Fuentes: CODA: Rewriting Transformer Blocks as GEMM-Epilogue Programs
CODA optimiza Transformers al evitar mover datos a memoria global durante cálculos
Imagen generada con IA

CODA es una nueva abstracción de kernel GPU que revoluciona la forma de ejecutar los componentes no attention de los Transformers.
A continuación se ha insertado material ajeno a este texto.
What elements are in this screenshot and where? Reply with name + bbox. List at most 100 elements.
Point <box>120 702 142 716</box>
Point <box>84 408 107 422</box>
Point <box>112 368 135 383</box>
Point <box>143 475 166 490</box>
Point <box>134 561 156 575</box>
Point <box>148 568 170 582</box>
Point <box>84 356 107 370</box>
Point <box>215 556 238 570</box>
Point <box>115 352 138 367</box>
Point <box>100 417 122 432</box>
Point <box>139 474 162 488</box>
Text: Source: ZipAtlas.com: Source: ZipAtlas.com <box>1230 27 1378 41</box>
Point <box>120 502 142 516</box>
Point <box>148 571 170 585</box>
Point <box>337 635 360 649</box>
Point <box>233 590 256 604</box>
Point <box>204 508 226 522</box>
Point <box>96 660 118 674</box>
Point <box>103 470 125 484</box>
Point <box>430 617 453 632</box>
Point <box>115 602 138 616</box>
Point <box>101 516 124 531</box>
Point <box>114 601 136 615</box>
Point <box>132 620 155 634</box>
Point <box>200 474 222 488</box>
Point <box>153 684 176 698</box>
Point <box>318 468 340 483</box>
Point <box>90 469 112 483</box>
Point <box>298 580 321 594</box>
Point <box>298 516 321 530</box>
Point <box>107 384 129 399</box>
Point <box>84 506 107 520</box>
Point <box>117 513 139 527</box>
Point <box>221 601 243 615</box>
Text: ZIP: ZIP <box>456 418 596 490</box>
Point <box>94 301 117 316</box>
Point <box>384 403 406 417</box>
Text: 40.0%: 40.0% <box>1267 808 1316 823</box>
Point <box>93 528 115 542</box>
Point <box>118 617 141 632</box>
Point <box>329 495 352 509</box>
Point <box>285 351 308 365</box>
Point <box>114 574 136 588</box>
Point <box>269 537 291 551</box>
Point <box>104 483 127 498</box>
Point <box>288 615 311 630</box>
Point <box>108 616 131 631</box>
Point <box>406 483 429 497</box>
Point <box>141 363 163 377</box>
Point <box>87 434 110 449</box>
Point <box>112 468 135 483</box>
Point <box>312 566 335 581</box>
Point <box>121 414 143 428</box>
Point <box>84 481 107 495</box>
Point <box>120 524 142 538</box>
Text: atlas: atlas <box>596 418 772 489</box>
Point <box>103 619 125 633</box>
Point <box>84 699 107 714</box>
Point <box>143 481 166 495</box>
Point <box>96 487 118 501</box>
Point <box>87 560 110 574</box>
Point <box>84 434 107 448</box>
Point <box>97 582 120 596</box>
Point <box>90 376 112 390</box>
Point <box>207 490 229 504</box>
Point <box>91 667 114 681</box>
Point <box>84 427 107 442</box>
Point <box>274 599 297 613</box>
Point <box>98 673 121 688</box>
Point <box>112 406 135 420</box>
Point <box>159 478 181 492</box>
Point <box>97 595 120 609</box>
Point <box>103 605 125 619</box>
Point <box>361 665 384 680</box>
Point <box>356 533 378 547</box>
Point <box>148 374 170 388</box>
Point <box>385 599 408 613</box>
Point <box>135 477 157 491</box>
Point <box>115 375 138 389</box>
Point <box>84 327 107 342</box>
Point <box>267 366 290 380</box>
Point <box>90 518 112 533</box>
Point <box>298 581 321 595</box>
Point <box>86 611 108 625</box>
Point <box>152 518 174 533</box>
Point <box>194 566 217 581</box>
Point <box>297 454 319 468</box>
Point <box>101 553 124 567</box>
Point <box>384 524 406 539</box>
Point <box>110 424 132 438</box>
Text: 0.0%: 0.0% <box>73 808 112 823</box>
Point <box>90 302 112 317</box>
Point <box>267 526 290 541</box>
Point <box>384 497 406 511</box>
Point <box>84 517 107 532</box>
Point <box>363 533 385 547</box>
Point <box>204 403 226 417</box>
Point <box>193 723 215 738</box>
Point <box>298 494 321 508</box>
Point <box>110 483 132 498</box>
El problema que resuelve es fundamental: mientras que las operaciones de multiplicación de matrices (GEMM) están altamente optimizadas y utilizan eficientemente la memoria del chip, otras operaciones como normalización, activaciones y conexiones residuales requieren mover grandes tensores hacia la memoria global entre cálculos, creando cuellos de botella en el rendimiento. CODA propone una solución elegante: en lugar de ejecutar estas operaciones como kernels separados después de cada GEMM, reparametriza algebraicamente todas estas operaciones para ejecutarse como un 'epílogo' diretamente en el chip, antes de que el resultado del GEMM sea escrito en memoria. Esta abstracción fijael mainloop del GEMM (la parte másheavy computationally) y expone un conjunto pequeño de primitivas de epílogo que permiten escalar, realizar reducciones, transformaciones pairwise y acumulaciones. El resultado es una interfaz constrained que preserva la estructura de rendimiento de GEMMs escritos por expertos pero sigue siendo lo suficientemente expresiva para cubrir prácticamente toda la computación no-attention en los passes forward y backward de un bloque Transformer estándar. Los autores demuestran que kernels CODA, ya sean escritos por humanos o por LLMs, alcanzan alto rendimiento en cargas de trabajo representativas de Transformers, indicando que esta aproximación ofrece un camino práctico para combinar la productividad a nivel de framework con la eficiencia a nivel de hardware.